Now, governments give universities less public money, so they’re forced to operate more like businesses. They charge a boatload for medical school. Lots of med students finish $300,000 in debt.

That debt creates two big problems:

1) New doctors are forced to choose jobs that will make them more money. They might stick with walk-ins or try to specialize to pay off their debt. They are less likely to become a family doctor who takes on new patients because that won’t pay all their bills.

2) Folks who might make amazing doctors do something else because they can’t afford to go to medical school.

The fee-for-service model makes our problems worse

Lots of new doctors start off with debt the size of a big mortgage.

Then they start practicing and come face-to-face with BC’s “fee for service” model. Basically, doctors are paid the same for a short visit as they are for longer ones. So, doctors push for more shorter visits.

To keep things short, some doctors will only focus on one problem at a time, even if someone comes in with multiple things going wrong. And these short visits that focus on single problems make it harder for doctors to diagnose complicated health issues.

So doctors see more patients in a day, but for more minor problems. It creates a backlog in the system.

But, Dr. Bell says, “a lot of new doctors are not happy with the fee-for-service system, and would prefer to be paid a salary (or something similar) so that they can take more time with a given patient, and concentrate on quality rather than quantity of visits.”

It’s the older and more established doctors who want to keep things the same. They don’t want to hand any of their power over to anyone else.

What’s the prescription?

Solution #1: Financing:

We can start by subsidizing medical school. Don’t charge so much money for tuition, and we won’t have so many doctors with so much debt. They’ll have more time to focus on caring for patients instead of making interest payments.

That’s how they do it in Cuba, and Cuban doctors are famous worldwide for their level of care.

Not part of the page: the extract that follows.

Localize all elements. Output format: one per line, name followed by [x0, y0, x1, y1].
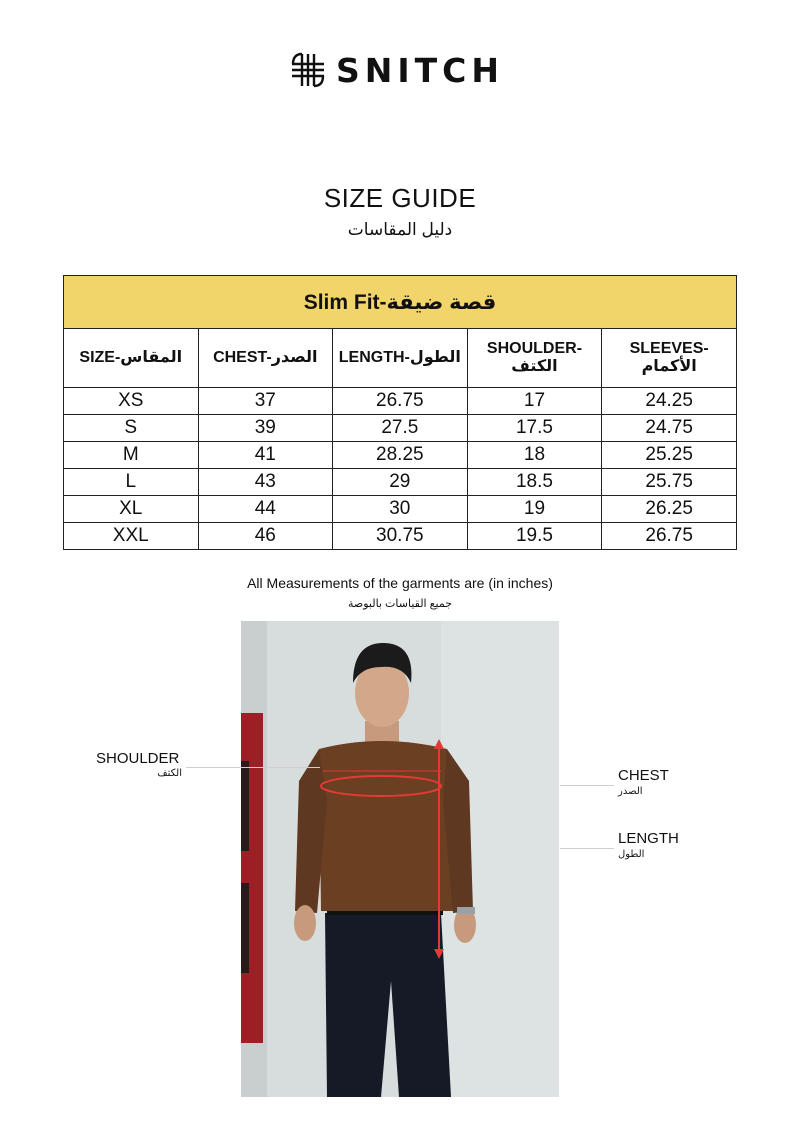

As a doctor, Dr. Bell also says that there’s something really powerful about knowing that your country values what you’re doing so much that they’re willing to support you while you learn how to do it.

Solution #2: More Teamwork:

We can also have doctors working in teams instead of working on their own.

People get better care and are healthier in countries where doctors, nurses, and other experts work in teams. That’s how healthcare works in Costa Rica. And even though they have 1/4 of Canada’s GDP, their people live longer, healthier lives.

Those teams can include nurse practitioners. Nurse practitioners have been part of Canada’s healthcare system for 100 years. But for the longest time, they only worked in places where doctors weren’t excited to go.

Doctors are getting touchy now that they’re starting to become mainstream and work in urban centres.

“My profession,” Dr. Bell states, “especially in BC, has been both prideful and also overly sensitive, for reasons noted above, to any suggestion that they are not the single most important and valuable part of the health care team.”

But working in teams with nurse practitioners and other healthcare professionals can create solutions to the healthcare crisis that we can’t see right now. And it will keep folks in the province healthier.

Sure, that might mean doctors have to give up some of their status. And they might make less money. But they would have less debt, it would be easier to practice, and their patients would get better care.

These changes would take time, but they would open the door to a healthier future for folks in this province.